Sepeninggal Rasulullah Shallallahu ‘Alaihi Wasallam, para sahabat Nabi sangat hati-hati dalam periwayatan hadits, karena konsentrasi mereka masih banyak tercurahkan kepada al-Qur'an, yang baru mulai dibukukan pada zaman khalifah Abu Bakar dan disempurnakan pada saat sahabat Utsman bin Affan menjadi Khalifah. Selanjutnya ketika mulai terjadi konflik politik, yang memicu munculnya firqah di kalangan kaum muslimin; Syi'ah, Murji'ah dan Jama'ah, dan pada gilirannya mendorong timbulnya periwayatan yang dimanipulasi, dipalsukan dan direkayasa, maka para ulama bangkit untuk membendung pemalsuan dan menjaga kemurnian hadits Nabi. Dari usaha ini, terbentuklah teori-teori tentang periwayatan. Keharusan menyertakan sanad menjadi bagian penting yang dipersyaratakan dalam setiap periwayatan. Hal ini telah dilakukan antara lain oleh Ibnu Syihab al-Zuhri ketika menghimpun hadits dari para ulama.

Ketika para ulama hadits membahas tentang kemampuan hafalan /daya ingat para perawi (dhabit), membahas bagaimana system penerimaan dan penyampaian yang dipergunakan (tahammul wa ada al-hadits), bagaimana cara menyelesaikan hadits yang tampak kontradiktif, bagaimana memahami hadits yang musykil dan sebagainya, maka perkembangan ilmu hadits semakin meningkat. Ketika Imam al-Syafi'i (wafat 204 H) menulis kitab al-Risalah, sebenarnya ilmu hadits telah mengalami perkembangan lebih maju, sebab di dalam kitab tersebut telah dibahas kaidah-kaidah tentang periwayatan, hanya saja masih bercampur dengan kaidah ushul fiqih. Demikian pula dalam kitab al-Umm. Di sana telah ditulis pula. kaidah yang berkaitan dengan cara menyelesaikan hadits-hadits yang bertentangan, tetapi masih bercampur dengan fiqih. Artinya ilmu hadits pada saat itu sudah mulai tampak bentuknya, tetapi masih belum terpisah dengan ilmu lain, belum menjadi disiplin ilmu yang berdiri sendiri.

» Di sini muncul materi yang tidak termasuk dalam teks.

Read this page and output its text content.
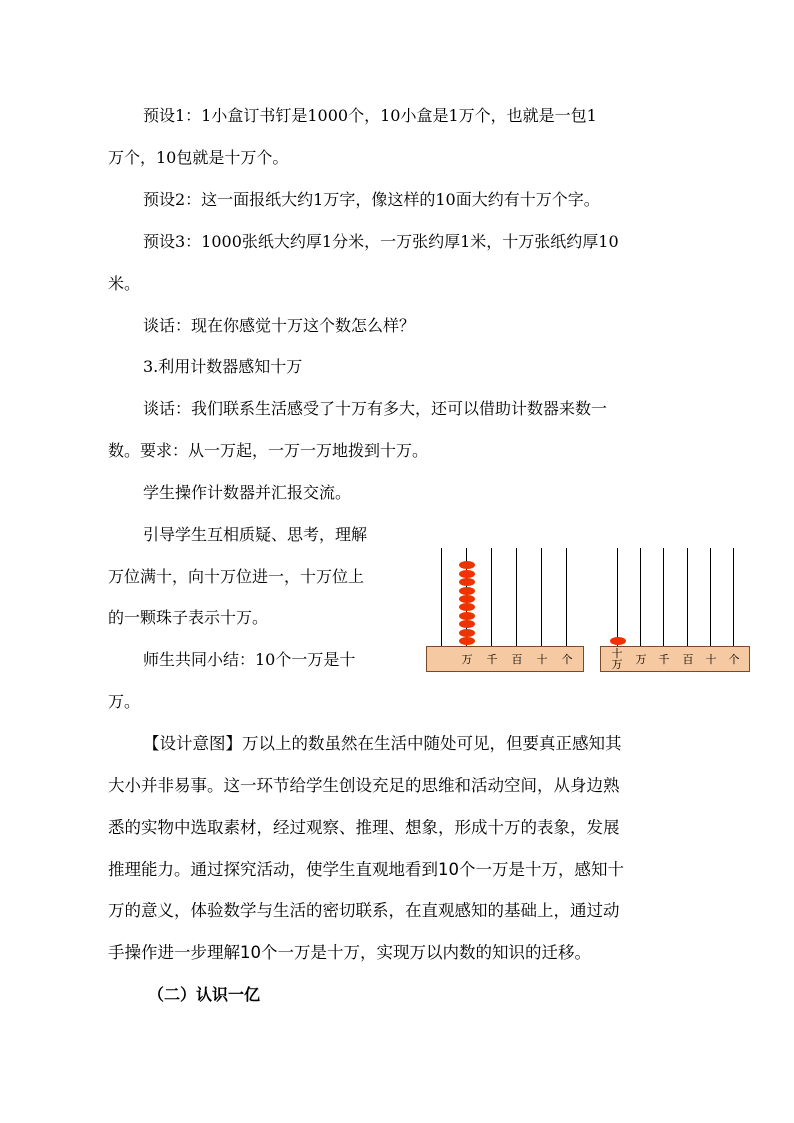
预设1：1小盒订书钉是1000个，10小盒是1万个，也就是一包1
万个，10包就是十万个。
预设2：这一面报纸大约1万字，像这样的10面大约有十万个字。
预设3：1000张纸大约厚1分米，一万张约厚1米，十万张纸约厚10
米。
谈话：现在你感觉十万这个数怎么样？
3.利用计数器感知十万
谈话：我们联系生活感受了十万有多大，还可以借助计数器来数一
数。要求：从一万起，一万一万地拨到十万。
学生操作计数器并汇报交流。
引导学生互相质疑、思考，理解
万位满十，向十万位进一，十万位上
的一颗珠子表示十万。
师生共同小结：10个一万是十
万。
【设计意图】万以上的数虽然在生活中随处可见，但要真正感知其
大小并非易事。这一环节给学生创设充足的思维和活动空间，从身边熟
悉的实物中选取素材，经过观察、推理、想象，形成十万的表象，发展
推理能力。通过探究活动，使学生直观地看到10个一万是十万，感知十
万的意义，体验数学与生活的密切联系，在直观感知的基础上，通过动
手操作进一步理解10个一万是十万，实现万以内数的知识的迁移。
（二）认识一亿
万	千	百	十	个	十万	万	千	百	十	个
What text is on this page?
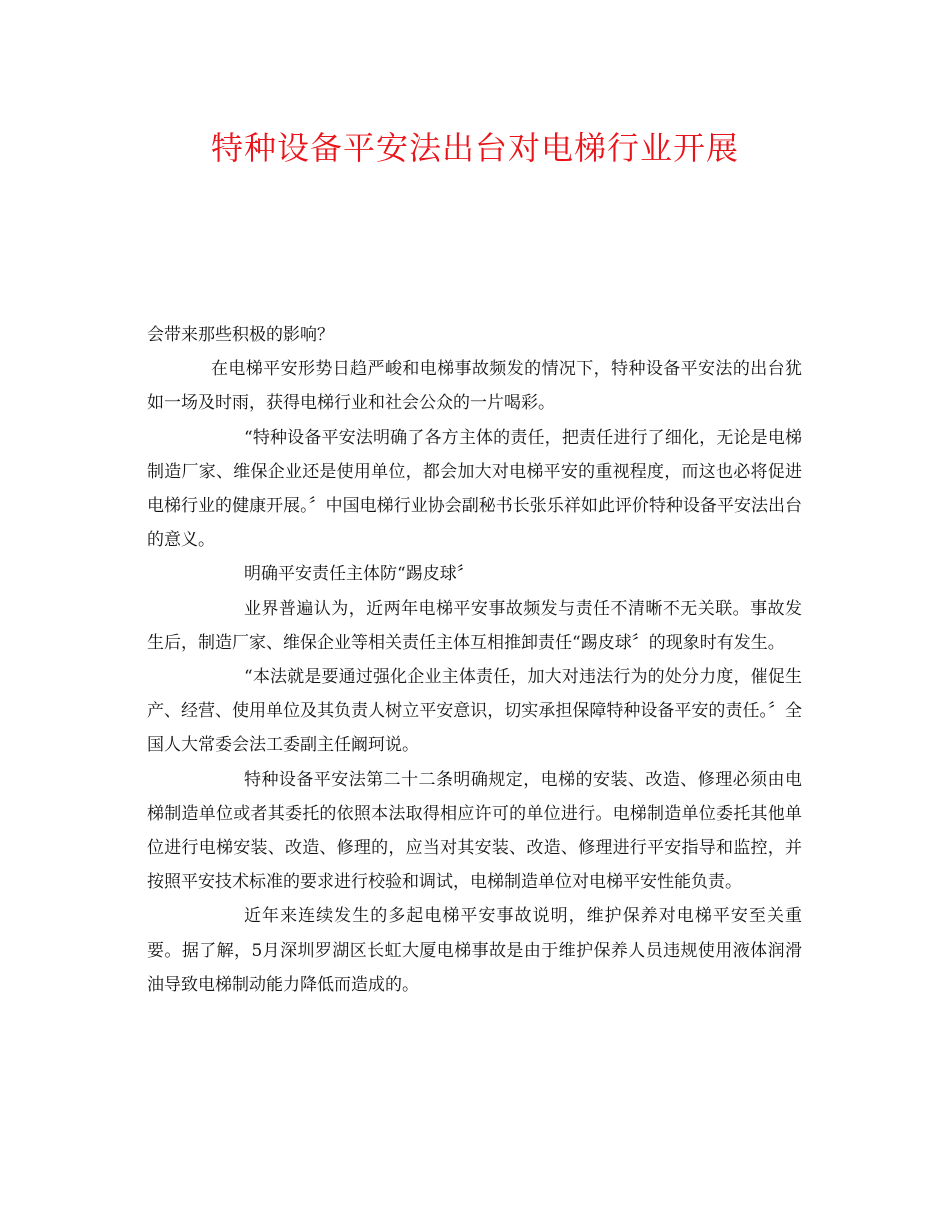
特种设备平安法出台对电梯行业开展

会带来那些积极的影响？

在电梯平安形势日趋严峻和电梯事故频发的情况下，特种设备平安法的出台犹如一场及时雨，获得电梯行业和社会公众的一片喝彩。

“特种设备平安法明确了各方主体的责任，把责任进行了细化，无论是电梯制造厂家、维保企业还是使用单位，都会加大对电梯平安的重视程度，而这也必将促进电梯行业的健康开展。〞中国电梯行业协会副秘书长张乐祥如此评价特种设备平安法出台的意义。

明确平安责任主体防“踢皮球〞

业界普遍认为，近两年电梯平安事故频发与责任不清晰不无关联。事故发生后，制造厂家、维保企业等相关责任主体互相推卸责任“踢皮球〞的现象时有发生。

“本法就是要通过强化企业主体责任，加大对违法行为的处分力度，催促生产、经营、使用单位及其负责人树立平安意识，切实承担保障特种设备平安的责任。〞全国人大常委会法工委副主任阚珂说。

特种设备平安法第二十二条明确规定，电梯的安装、改造、修理必须由电梯制造单位或者其委托的依照本法取得相应许可的单位进行。电梯制造单位委托其他单位进行电梯安装、改造、修理的，应当对其安装、改造、修理进行平安指导和监控，并按照平安技术标准的要求进行校验和调试，电梯制造单位对电梯平安性能负责。

近年来连续发生的多起电梯平安事故说明，维护保养对电梯平安至关重要。据了解，5月深圳罗湖区长虹大厦电梯事故是由于维护保养人员违规使用液体润滑油导致电梯制动能力降低而造成的。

Sesudah generasi al-Syafi'i, banyak sekali para ulama yang menulis ilmu hadits, misalnya Ali bin al-Madini menulis kitab Mukhtalif al-Hadits, Ibnu Qutaibah (wafat 276 H) menyusun kitab Ta'wil Mukhtalif al-Hadits. Imam Muslim dalam Muqaddimah kitab shahihnya, Al-Turmudzi menulis al-Asma' wa al-Kuna, Muhammad bin Sa'ad menulis al-Thabaqat al-Kubra. Demikian pula al-Bukhari menulis tentang rawi-rawi yang lemah dalam kitab al-Dlu'afa'. Dengan banyaknya ulama yang menulis tentang persoalan yang menyangkut ilmu hadits pada abad 3 H ini, maka dapat difahami mengapa abad ini disebut sebagai awal kelahiran Ilmu Hadits, walaupun tulisan yang ada belum membahas ilmu hadits secara lengkap dan sempurna.

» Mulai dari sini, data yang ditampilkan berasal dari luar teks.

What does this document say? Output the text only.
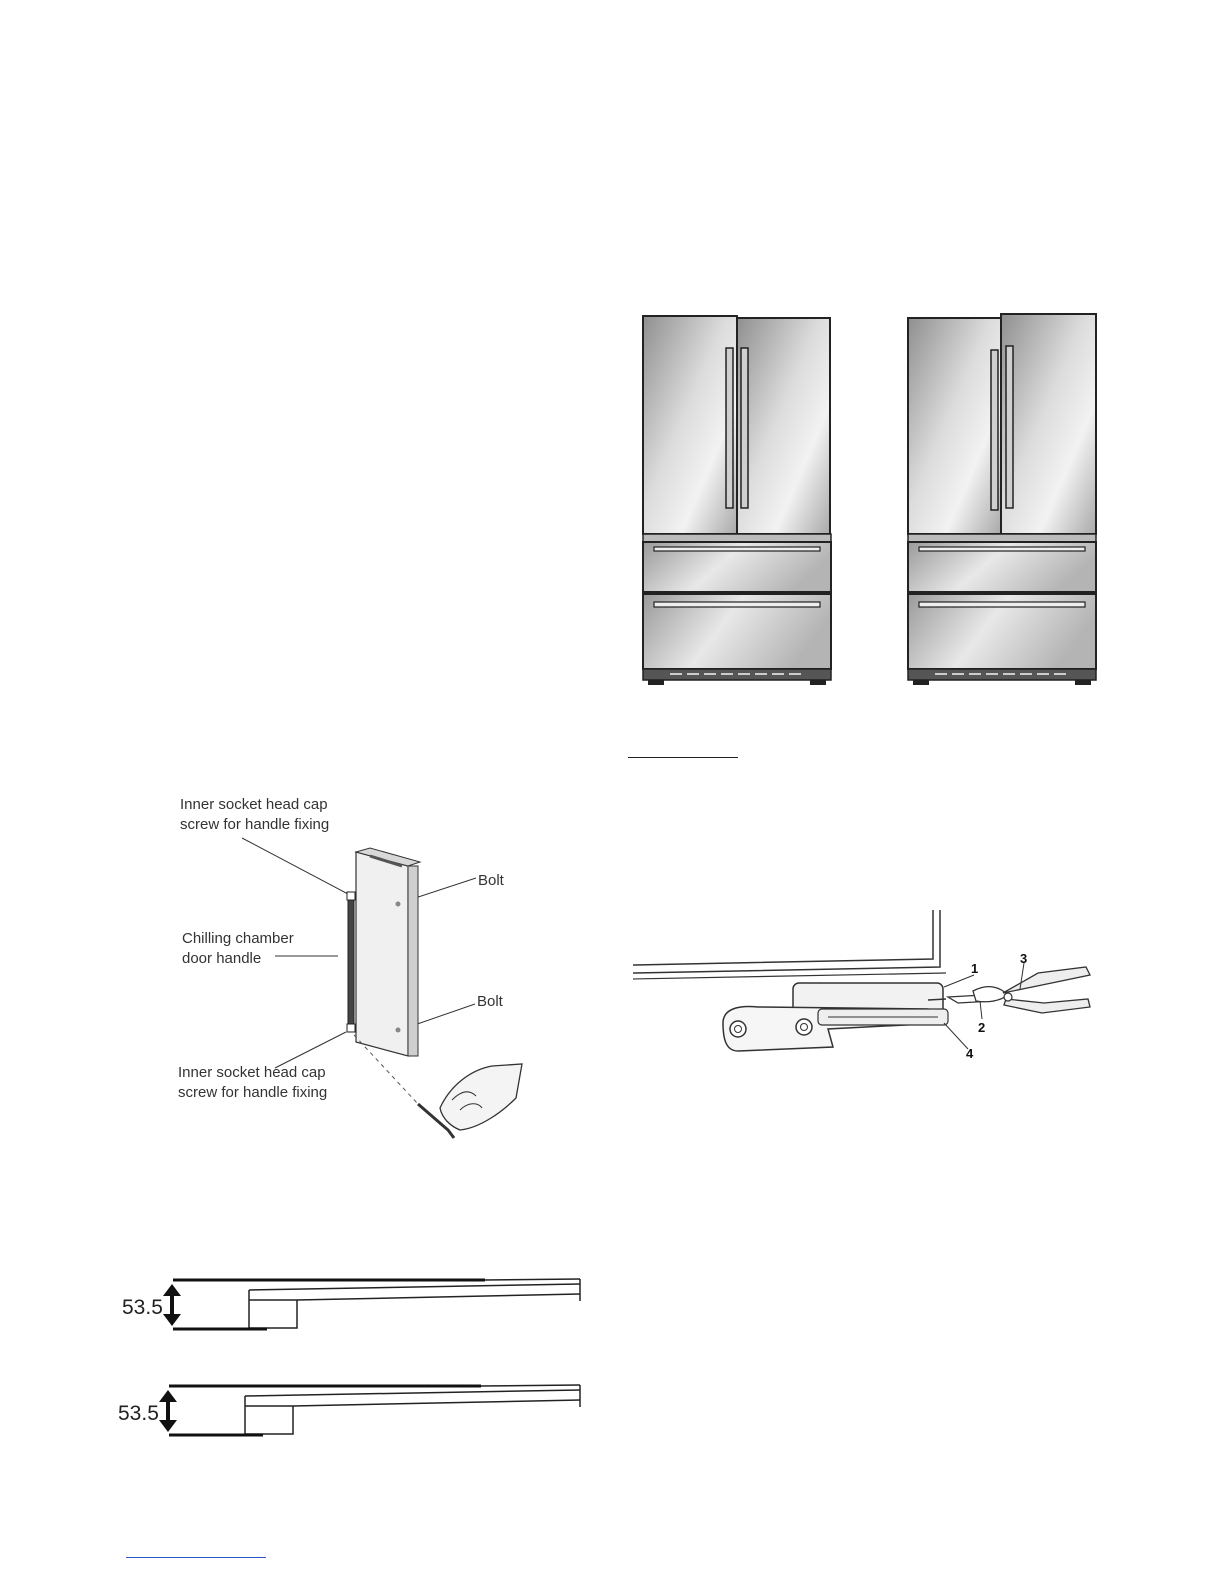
Inner socket head cap
screw for handle fixing
Chilling chamber
door handle
Bolt
Bolt
Inner socket head cap
screw for handle fixing
1
2
3
4
53.5
53.5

Penulisan ilmu hadits secara lebih lengkap baru terjadi ketika Al-Qadli Abu Muhammad al-Hasan bin Abd. Rahman al-Ramahurmudzi (wafat 360 H) menulis buku Al-Muhaddits al-Fashil Baina al-Rawi wa al-Wa'i. Kemudian disusul al-Hakim al-Naisaburi (wafat 405 H) menulis Ma'rifatu Ulum al-Hadits,al-Khathib Abu Bakar al-Baghdadi menulis kitab Al-Jami li Adab al-Syaikh wa al-Sami', al-Kifayah fi Ilmi al-Riwayat dan al-Jami' li Akhlaq al-Rawi wa Adab al-Sami'.[3]
[3] Jawad Mughofar KH dkk, "Pengertian Sejarah Perkembangan dan Cabang-cabang Ulumul Hadits". 2014, hal. 7-9.

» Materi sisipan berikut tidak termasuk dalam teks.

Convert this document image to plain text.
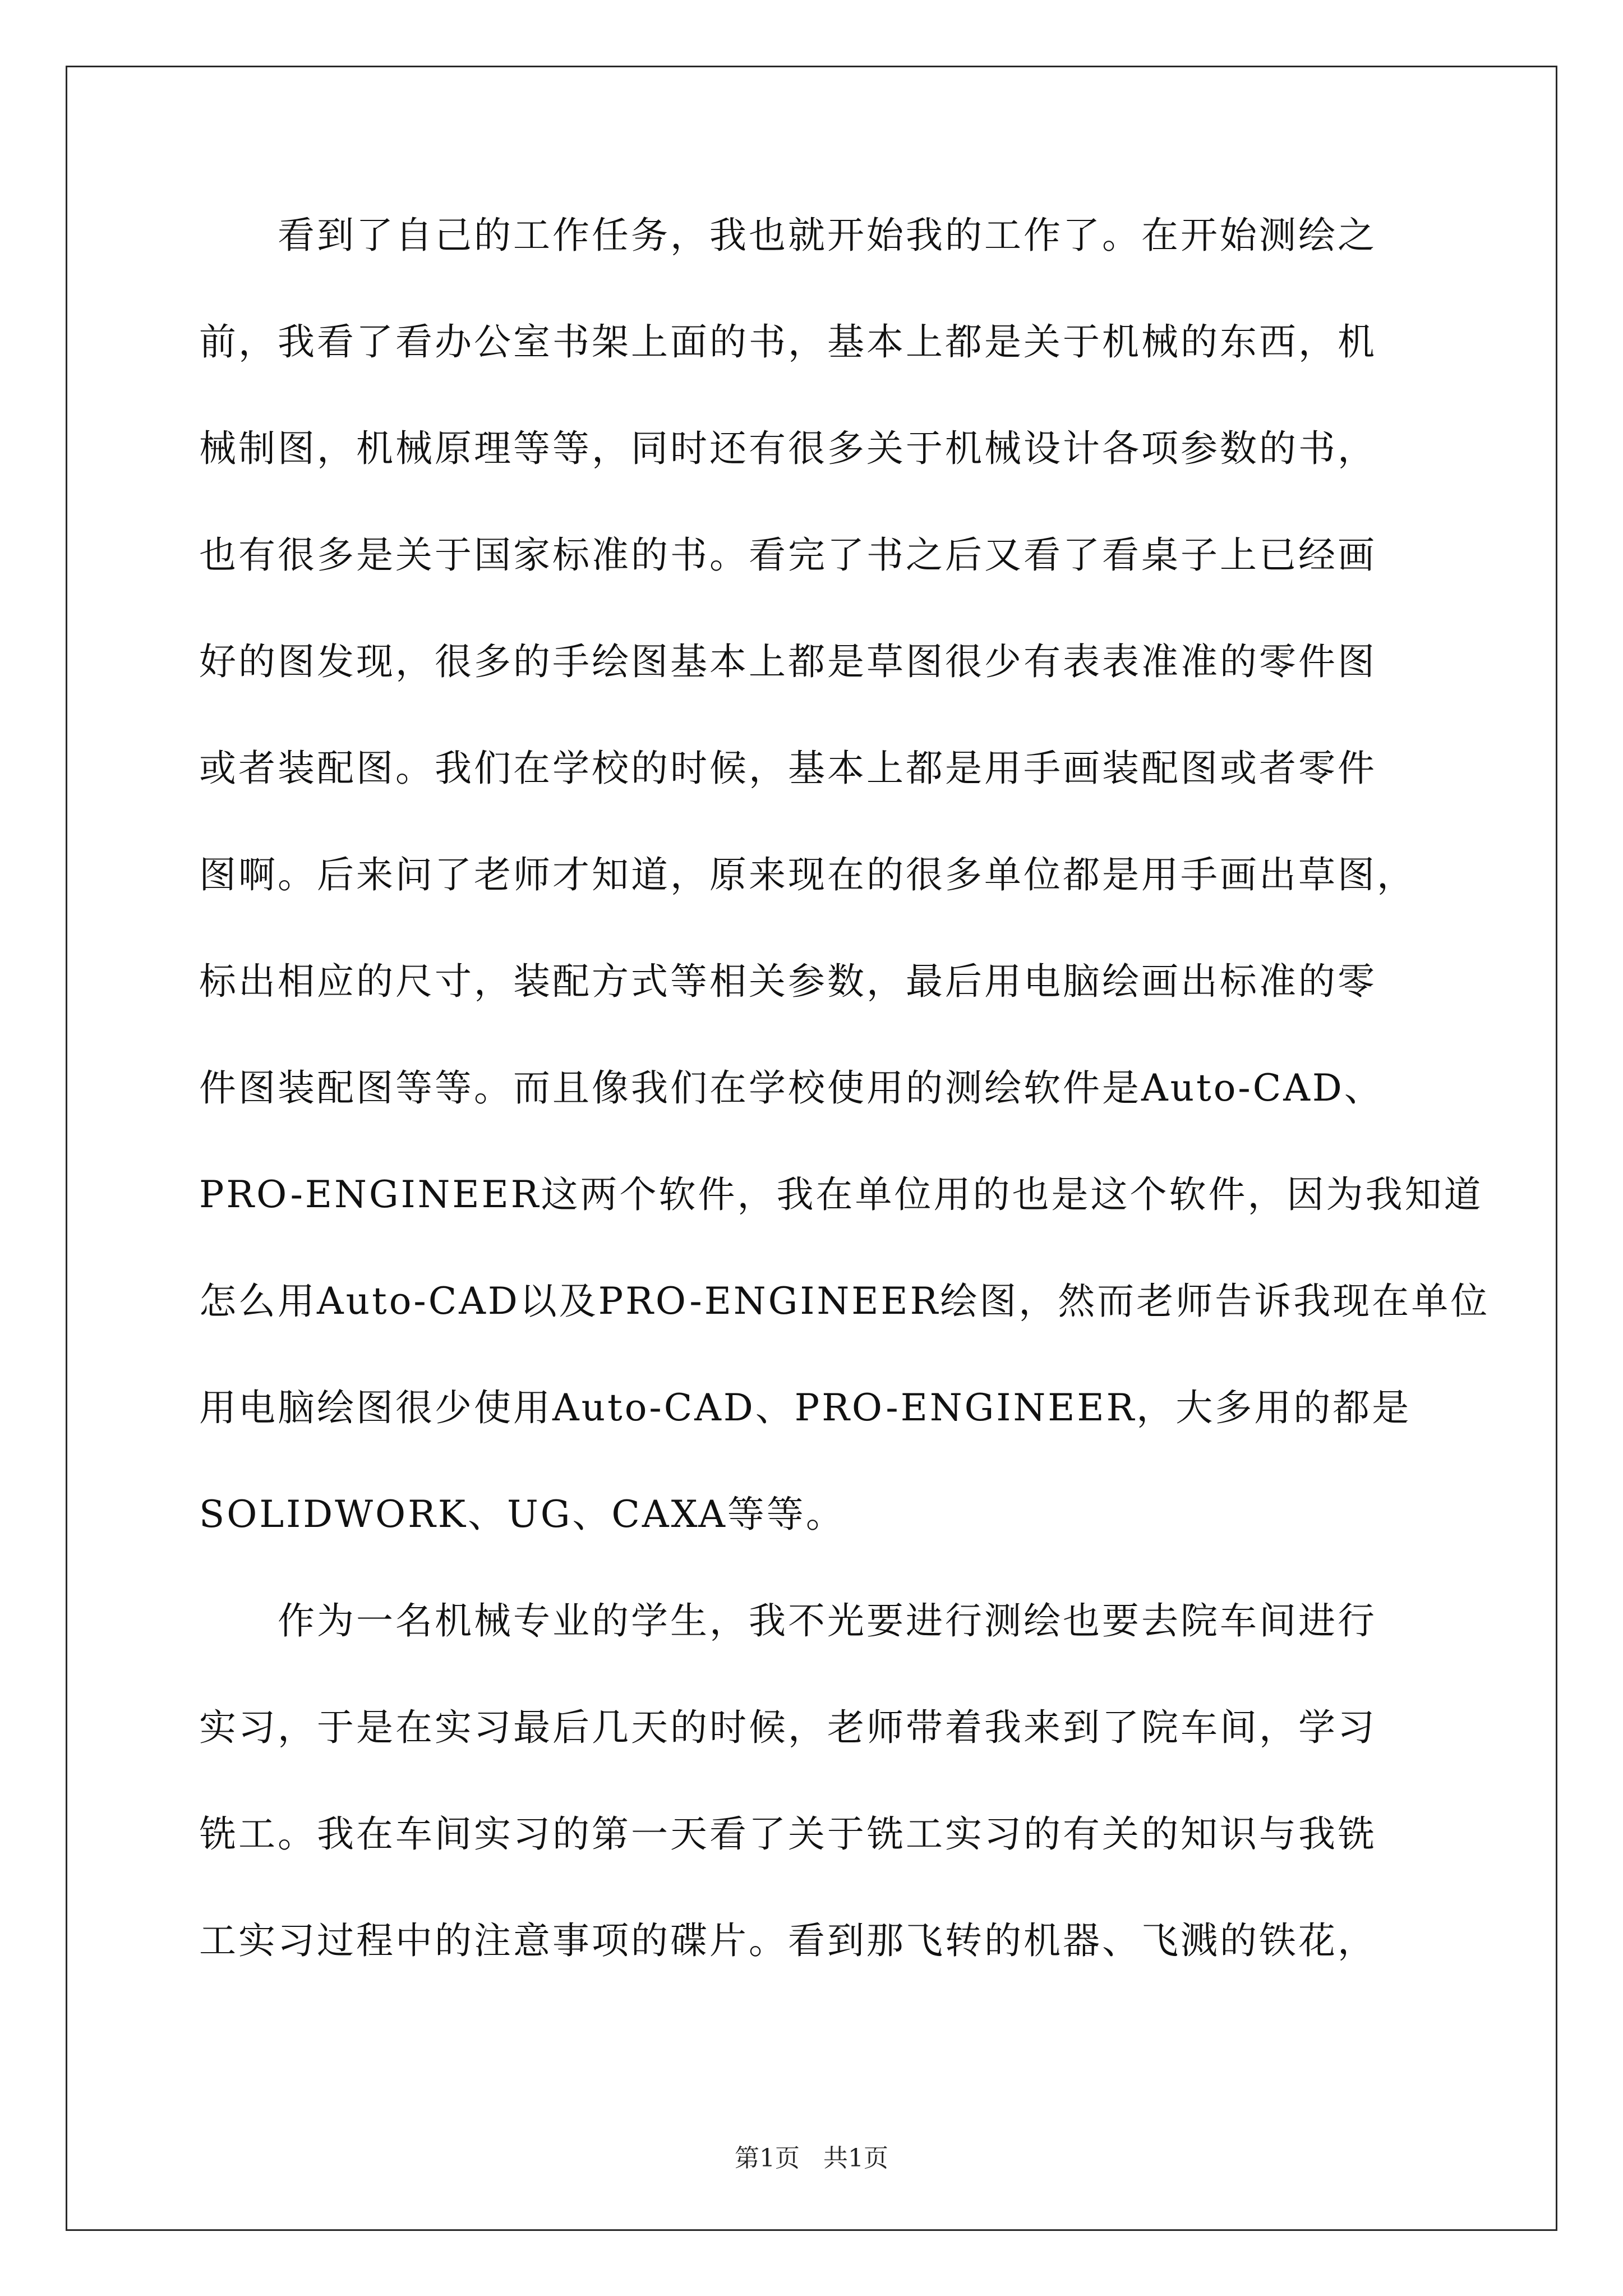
看到了自己的工作任务，我也就开始我的工作了。在开始测绘之
前，我看了看办公室书架上面的书，基本上都是关于机械的东西，机
械制图，机械原理等等，同时还有很多关于机械设计各项参数的书，
也有很多是关于国家标准的书。看完了书之后又看了看桌子上已经画
好的图发现，很多的手绘图基本上都是草图很少有表表准准的零件图
或者装配图。我们在学校的时候，基本上都是用手画装配图或者零件
图啊。后来问了老师才知道，原来现在的很多单位都是用手画出草图，
标出相应的尺寸，装配方式等相关参数，最后用电脑绘画出标准的零
件图装配图等等。而且像我们在学校使用的测绘软件是Auto-CAD、
PRO-ENGINEER这两个软件，我在单位用的也是这个软件，因为我知道
怎么用Auto-CAD以及PRO-ENGINEER绘图，然而老师告诉我现在单位
用电脑绘图很少使用Auto-CAD、PRO-ENGINEER，大多用的都是
SOLIDWORK、UG、CAXA等等。
作为一名机械专业的学生，我不光要进行测绘也要去院车间进行
实习，于是在实习最后几天的时候，老师带着我来到了院车间，学习
铣工。我在车间实习的第一天看了关于铣工实习的有关的知识与我铣
工实习过程中的注意事项的碟片。看到那飞转的机器、飞溅的铁花，
第1页 共1页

C. Cabang-cabang Ulumul Hadits

Diantara cabang-cabang besar yang tumbuh dari Ilmu Hadits Riwayah dan Dirayah ialah:

1. Ilmu Rijal al-Hadis

Ilmu Rijal al-Hadis, ialah:

علم يعرف بها رواة الحديث من حيث أنهم رواة الحديث

"Ilmu untuk mengetahui para perawi Hadits dan kapasitas mereka sebagai perawi hadits."[4]
[4] Nur al-Din’Atar, Manhaj al-Naqd fi Ulum al Hadis, Dar Ilm al Malayin. Hlm.92

Ilmu ini sangat penting kedudukannya dalam lapangan ilmu hadits. Hal ini kerena, sebagaimana diketahui, objek kajian hadis pada dasarnya pada dua hal yaitu matan dan sanad. Ilmu Rijal al-Hadits dalam hal ini, mengambil porsi khusus mempelajari persoalan-persoalan disekitar sanad. Apabila dilihat lebih lanjut, ditemukan dua cabang ilmu hadits lain yang dicakup oleh ilmu ini, yaitu: ilmu al-Jarh wa at-Ta'dil dan ilmu Tarikh ar-Ruwah.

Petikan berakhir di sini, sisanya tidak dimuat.